Another interesting aspect of the new paper1 is that, although the ataxic subjects planned their movements visually, the experimenters obscured the subjects' vision when they started to move. This, in turn, suggests that the dorsal stream is not only involved in the on-line control of action but also takes account of obstacles in the environment when the movement is programmed, before the action occurs. Little is known about the role of the dorsal stream in programming action, and this is clearly an important area for future research. Also, as Schindler and colleagues note, little is known about which properties of the obstacles are important—do only location and size matter? Do other properties influence movement programming in the dorsal stream, or must other brain regions then be recruited?

Various alternative interpretations can be offered for these results, but the authors argue that these explanations are unlikely. For example, it might be that, relative to controls, the ataxic subjects take less account of the cylinders in reaching because of the difficulty they have in making arm movements, which are often slow and might require high levels of concentration. Obstacles may have less influence on slow movements, which are easier to control, and thus correct, on-line. However, analysis of the kinematics of the ataxic subjects' reaches showed that only one of the two tested had abnormally slow reaches. Thus the speed of the movement does not seem to be crucial. Also, when concentrating on the movement, ataxic individuals may pay less attention to irrelevant stimuli—as proposed by current theories of human attention4. However, Schindler et al. note that a subject with optic ataxia of the right limb from left posterior parietal damage failed to take into account only those obstacles on his right (contralesional) side; his performance was influenced normally by the position of obstacles on the relatively unaffected left (ipsilesional) side. Thus this individual did not show a generalized lack of attention resulting from concentration on the action.
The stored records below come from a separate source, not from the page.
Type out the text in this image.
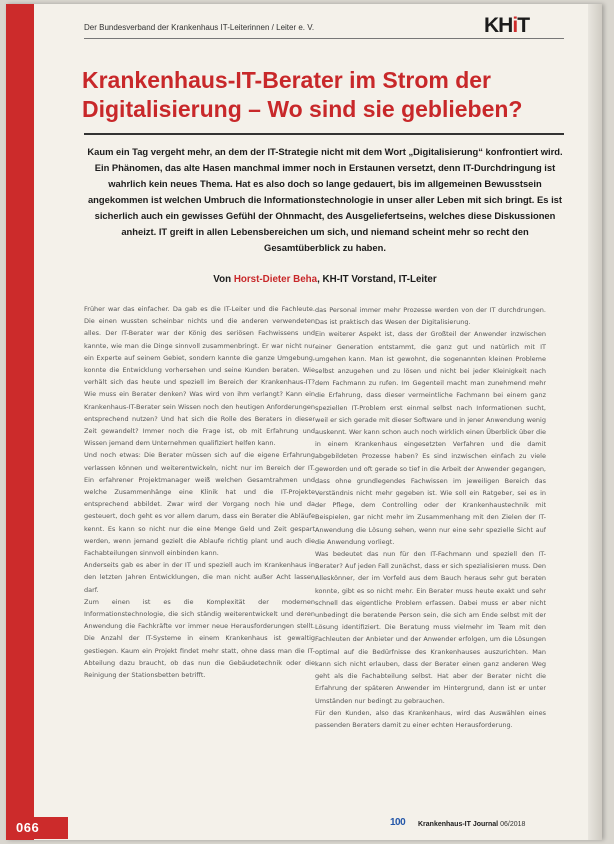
Der Bundesverband der Krankenhaus IT-Leiterinnen / Leiter e. V.	KHiT
Krankenhaus-IT-Berater im Strom der
Digitalisierung – Wo sind sie geblieben?
Kaum ein Tag vergeht mehr, an dem der IT-Strategie nicht mit dem Wort „Digitalisierung“ konfrontiert wird. Ein Phänomen, das alte Hasen manchmal immer noch in Erstaunen versetzt, denn IT-Durchdringung ist wahrlich kein neues Thema. Hat es also doch so lange gedauert, bis im allgemeinen Bewusstsein angekommen ist welchen Umbruch die Informationstechnologie in unser aller Leben mit sich bringt. Es ist sicherlich auch ein gewisses Gefühl der Ohnmacht, des Ausgeliefertseins, welches diese Diskussionen anheizt. IT greift in allen Lebensbereichen um sich, und niemand scheint mehr so recht den Gesamtüberblick zu haben.
Von Horst-Dieter Beha, KH-IT Vorstand, IT-Leiter

Früher war das einfacher. Da gab es die IT-Leiter und die Fachleute. Die einen wussten scheinbar nichts und die anderen verwendeten alles. Der IT-Berater war der König des seriösen Fachwissens und kannte, wie man die Dinge sinnvoll zusammenbringt. Er war nicht nur ein Experte auf seinem Gebiet, sondern kannte die ganze Umgebung, konnte die Entwicklung vorhersehen und seine Kunden beraten. Wie verhält sich das heute und speziell im Bereich der Krankenhaus-IT? Wie muss ein Berater denken? Was wird von ihm verlangt? Kann ein Krankenhaus-IT-Berater sein Wissen noch den heutigen Anforderungen entsprechend nutzen? Und hat sich die Rolle des Beraters in dieser Zeit gewandelt? Immer noch die Frage ist, ob mit Erfahrung und Wissen jemand dem Unternehmen qualifiziert helfen kann.

Und noch etwas: Die Berater müssen sich auf die eigene Erfahrung verlassen können und weiterentwickeln, nicht nur im Bereich der IT. Ein erfahrener Projektmanager weiß welchen Gesamtrahmen und welche Zusammenhänge eine Klinik hat und die IT-Projekte entsprechend abbildet. Zwar wird der Vorgang noch hie und da gesteuert, doch geht es vor allem darum, dass ein Berater die Abläufe kennt. Es kann so nicht nur die eine Menge Geld und Zeit gespart werden, wenn jemand gezielt die Ablaufe richtig plant und auch die Fachabteilungen sinnvoll einbinden kann.

Anderseits gab es aber in der IT und speziell auch im Krankenhaus in den letzten Jahren Entwicklungen, die man nicht außer Acht lassen darf.

Zum einen ist es die Komplexität der modernen Informationstechnologie, die sich ständig weiterentwickelt und deren Anwendung die Fachkräfte vor immer neue Herausforderungen stellt. Die Anzahl der IT-Systeme in einem Krankenhaus ist gewaltig gestiegen. Kaum ein Projekt findet mehr statt, ohne dass man die IT-Abteilung dazu braucht, ob das nun die Gebäudetechnik oder die Reinigung der Stationsbetten betrifft.

das Personal immer mehr Prozesse werden von der IT durchdrungen. Das ist praktisch das Wesen der Digitalisierung.

Ein weiterer Aspekt ist, dass der Großteil der Anwender inzwischen einer Generation entstammt, die ganz gut und natürlich mit IT umgehen kann. Man ist gewohnt, die sogenannten kleinen Probleme selbst anzugehen und zu lösen und nicht bei jeder Kleinigkeit nach dem Fachmann zu rufen. Im Gegenteil macht man zunehmend mehr die Erfahrung, dass dieser vermeintliche Fachmann bei einem ganz speziellen IT-Problem erst einmal selbst nach Informationen sucht, weil er sich gerade mit dieser Software und in jener Anwendung wenig auskennt. Wer kann schon auch noch wirklich einen Überblick über die in einem Krankenhaus eingesetzten Verfahren und die damit abgebildeten Prozesse haben? Es sind inzwischen einfach zu viele geworden und oft gerade so tief in die Arbeit der Anwender gegangen, dass ohne grundlegendes Fachwissen im jeweiligen Bereich das Verständnis nicht mehr gegeben ist. Wie soll ein Ratgeber, sei es in der Pflege, dem Controlling oder der Krankenhaustechnik mit Beispielen, gar nicht mehr im Zusammenhang mit den Zielen der IT-Anwendung die Lösung sehen, wenn nur eine sehr spezielle Sicht auf die Anwendung vorliegt.

Was bedeutet das nun für den IT-Fachmann und speziell den IT-Berater? Auf jeden Fall zunächst, dass er sich spezialisieren muss. Den Alleskönner, der im Vorfeld aus dem Bauch heraus sehr gut beraten konnte, gibt es so nicht mehr. Ein Berater muss heute exakt und sehr schnell das eigentliche Problem erfassen. Dabei muss er aber nicht unbedingt die beratende Person sein, die sich am Ende selbst mit der Lösung identifiziert. Die Beratung muss vielmehr im Team mit den Fachleuten der Anbieter und der Anwender erfolgen, um die Lösungen optimal auf die Bedürfnisse des Krankenhauses auszurichten. Man kann sich nicht erlauben, dass der Berater einen ganz anderen Weg geht als die Fachabteilung selbst. Hat aber der Berater nicht die Erfahrung der späteren Anwender im Hintergrund, dann ist er unter Umständen nur bedingt zu gebrauchen.

Für den Kunden, also das Krankenhaus, wird das Auswählen eines passenden Beraters damit zu einer echten Herausforderung.

066	100 Krankenhaus-IT Journal 06/2018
Before discounting any role for attention, however, it may be important to examine how the influence of obstacles varies as a function of an person's current attentional load. Even someone with unilateral damage may show differential weighting of attention to the ipsilesional side, where obstacles are taken into account, and away from the contralesional side, where obstacles have reduced influence. Even if the dorsal stream is important for automatic aspects of action, this does not mean that attention does not modulate how it operates. Given other evidence for effects of attention on action5, we strongly suspect that such modulating effects could be present.